Hello Everyone,
I am very new at next generation sequencing and have a question about choosing which assembly is the best to use going forward. My samples are isolates of Helicobacter pylori that I have sent for whole genome sequencing. I have paired end Illumina reads and used Trimmomatic to process them and FastQC to make sure everything appeared acceptable. I then tried deNovo assembly of the forward and reverse paired reads using Velvet, Abyss and SPAdes. I then took the contig files produced from these 3 assembly methods and ran them through Quast to evaluate which assembly worked the best. I have attached links to the alignment produced and the summary file.
Alignment:
https://drive.google.com/file/d/0B1G2M5ad3_x4Vm0tbzBhMGJSVVk/view?usp=sharing
Summary File
https://drive.google.com/file/d/0B1G2M5ad3_x4amtFc3RiNkxRMVE/view?usp=sharing
Abyss and Spades had similar output, with SPAde perhaps being marginally better based on # contigs, largest contig, and N50. Velvet was quite different from Abyss and SPAde and had much fewer misassemblies (6 vs 35 for AByss and 31 for SPAdes). I am not sure what would account for this large difference.

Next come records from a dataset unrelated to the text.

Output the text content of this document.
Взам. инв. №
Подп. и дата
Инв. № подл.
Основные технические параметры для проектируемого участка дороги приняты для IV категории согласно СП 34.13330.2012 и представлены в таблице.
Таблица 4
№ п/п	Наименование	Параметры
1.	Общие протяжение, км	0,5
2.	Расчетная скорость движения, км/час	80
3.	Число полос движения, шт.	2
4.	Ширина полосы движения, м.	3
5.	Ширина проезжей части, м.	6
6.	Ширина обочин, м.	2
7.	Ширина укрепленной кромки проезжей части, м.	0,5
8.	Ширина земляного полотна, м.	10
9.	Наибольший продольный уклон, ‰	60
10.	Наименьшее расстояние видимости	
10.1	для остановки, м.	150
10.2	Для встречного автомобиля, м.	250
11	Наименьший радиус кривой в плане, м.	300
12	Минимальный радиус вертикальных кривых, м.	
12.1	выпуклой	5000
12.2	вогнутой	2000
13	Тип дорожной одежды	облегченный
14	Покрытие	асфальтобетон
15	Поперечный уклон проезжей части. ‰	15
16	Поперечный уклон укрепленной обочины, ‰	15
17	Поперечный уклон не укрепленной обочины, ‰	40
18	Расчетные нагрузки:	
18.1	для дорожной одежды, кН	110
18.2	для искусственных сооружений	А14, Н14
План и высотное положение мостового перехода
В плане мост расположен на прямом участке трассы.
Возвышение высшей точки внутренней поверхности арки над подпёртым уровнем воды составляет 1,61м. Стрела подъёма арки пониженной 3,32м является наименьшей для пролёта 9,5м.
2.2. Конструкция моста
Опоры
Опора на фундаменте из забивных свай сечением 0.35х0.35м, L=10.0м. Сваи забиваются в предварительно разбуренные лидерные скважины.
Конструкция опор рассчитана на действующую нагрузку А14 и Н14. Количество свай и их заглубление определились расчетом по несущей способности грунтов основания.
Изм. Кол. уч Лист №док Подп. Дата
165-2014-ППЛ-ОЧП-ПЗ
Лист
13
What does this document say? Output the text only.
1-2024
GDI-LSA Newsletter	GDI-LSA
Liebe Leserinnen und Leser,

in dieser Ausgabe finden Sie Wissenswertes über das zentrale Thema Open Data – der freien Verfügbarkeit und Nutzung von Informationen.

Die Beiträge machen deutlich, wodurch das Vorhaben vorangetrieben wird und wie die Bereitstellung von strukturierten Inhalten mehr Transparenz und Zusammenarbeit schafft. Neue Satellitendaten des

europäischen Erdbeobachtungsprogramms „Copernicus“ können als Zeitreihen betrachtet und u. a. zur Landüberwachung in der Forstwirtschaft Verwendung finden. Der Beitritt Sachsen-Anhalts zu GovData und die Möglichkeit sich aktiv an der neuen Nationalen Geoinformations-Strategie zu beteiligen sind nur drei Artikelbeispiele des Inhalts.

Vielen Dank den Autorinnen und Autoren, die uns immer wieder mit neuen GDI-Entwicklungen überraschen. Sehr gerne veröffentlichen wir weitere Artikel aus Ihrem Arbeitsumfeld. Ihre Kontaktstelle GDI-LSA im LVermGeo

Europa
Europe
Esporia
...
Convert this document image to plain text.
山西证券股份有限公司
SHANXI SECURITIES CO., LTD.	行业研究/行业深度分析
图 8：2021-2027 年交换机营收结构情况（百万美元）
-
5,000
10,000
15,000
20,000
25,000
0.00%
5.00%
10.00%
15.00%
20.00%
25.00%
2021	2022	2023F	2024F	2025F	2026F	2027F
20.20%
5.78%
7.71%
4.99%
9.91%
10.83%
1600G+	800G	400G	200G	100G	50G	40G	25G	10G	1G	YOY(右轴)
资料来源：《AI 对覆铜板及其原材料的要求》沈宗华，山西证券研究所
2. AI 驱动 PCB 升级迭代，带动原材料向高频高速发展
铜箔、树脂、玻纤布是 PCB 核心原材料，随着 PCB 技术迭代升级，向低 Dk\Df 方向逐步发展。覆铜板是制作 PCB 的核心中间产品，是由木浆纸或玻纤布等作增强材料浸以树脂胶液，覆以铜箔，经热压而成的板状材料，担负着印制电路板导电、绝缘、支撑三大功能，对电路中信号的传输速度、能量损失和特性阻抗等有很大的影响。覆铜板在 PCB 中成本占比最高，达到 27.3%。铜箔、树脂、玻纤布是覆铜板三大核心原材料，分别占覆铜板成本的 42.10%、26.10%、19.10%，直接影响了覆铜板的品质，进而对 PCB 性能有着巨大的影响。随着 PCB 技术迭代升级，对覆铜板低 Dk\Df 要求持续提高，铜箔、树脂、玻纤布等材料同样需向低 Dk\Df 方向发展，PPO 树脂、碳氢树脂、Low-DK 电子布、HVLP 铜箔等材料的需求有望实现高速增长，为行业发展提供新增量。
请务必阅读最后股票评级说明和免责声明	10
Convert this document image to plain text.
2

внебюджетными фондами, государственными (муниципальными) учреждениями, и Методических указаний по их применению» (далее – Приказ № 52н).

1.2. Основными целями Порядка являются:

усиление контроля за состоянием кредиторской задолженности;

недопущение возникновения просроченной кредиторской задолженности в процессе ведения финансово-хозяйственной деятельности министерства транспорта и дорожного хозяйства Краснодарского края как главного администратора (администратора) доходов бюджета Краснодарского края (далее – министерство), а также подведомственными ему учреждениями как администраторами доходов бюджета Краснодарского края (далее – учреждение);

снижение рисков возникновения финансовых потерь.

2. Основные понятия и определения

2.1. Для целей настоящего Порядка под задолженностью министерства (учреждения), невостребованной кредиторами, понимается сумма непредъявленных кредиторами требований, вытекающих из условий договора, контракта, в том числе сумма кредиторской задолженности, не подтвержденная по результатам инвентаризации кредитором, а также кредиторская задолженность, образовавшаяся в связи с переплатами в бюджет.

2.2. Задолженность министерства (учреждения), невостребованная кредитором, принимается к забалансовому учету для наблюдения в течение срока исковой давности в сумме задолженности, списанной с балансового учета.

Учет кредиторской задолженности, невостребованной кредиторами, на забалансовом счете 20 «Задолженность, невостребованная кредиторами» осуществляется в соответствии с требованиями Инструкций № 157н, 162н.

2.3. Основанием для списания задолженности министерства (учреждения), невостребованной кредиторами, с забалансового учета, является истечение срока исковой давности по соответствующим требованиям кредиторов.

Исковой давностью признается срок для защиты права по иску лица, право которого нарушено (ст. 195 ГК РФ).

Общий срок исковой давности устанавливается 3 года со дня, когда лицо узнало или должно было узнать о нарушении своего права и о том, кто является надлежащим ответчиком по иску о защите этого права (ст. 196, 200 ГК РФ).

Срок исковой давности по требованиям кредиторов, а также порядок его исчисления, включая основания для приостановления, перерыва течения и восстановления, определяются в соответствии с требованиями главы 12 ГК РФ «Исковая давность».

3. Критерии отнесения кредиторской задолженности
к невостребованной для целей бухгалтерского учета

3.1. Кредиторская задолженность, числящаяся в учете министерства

If anyone could point me in the right direction as to which assembly is the best to use and/or how to improve my assemblies I would really appreciate it. Like I said I am super to to NGS and have limited computing skills so this has been a huge learning experience for me (but a fun one!).
Thanks in advance!
Did you use the same minimum contig length threshold for all three assemblies? If not, the number of contigs and N50 value are pretty much meaningless..
Yes I used the same minimum contig length of 200 for all three assemblies.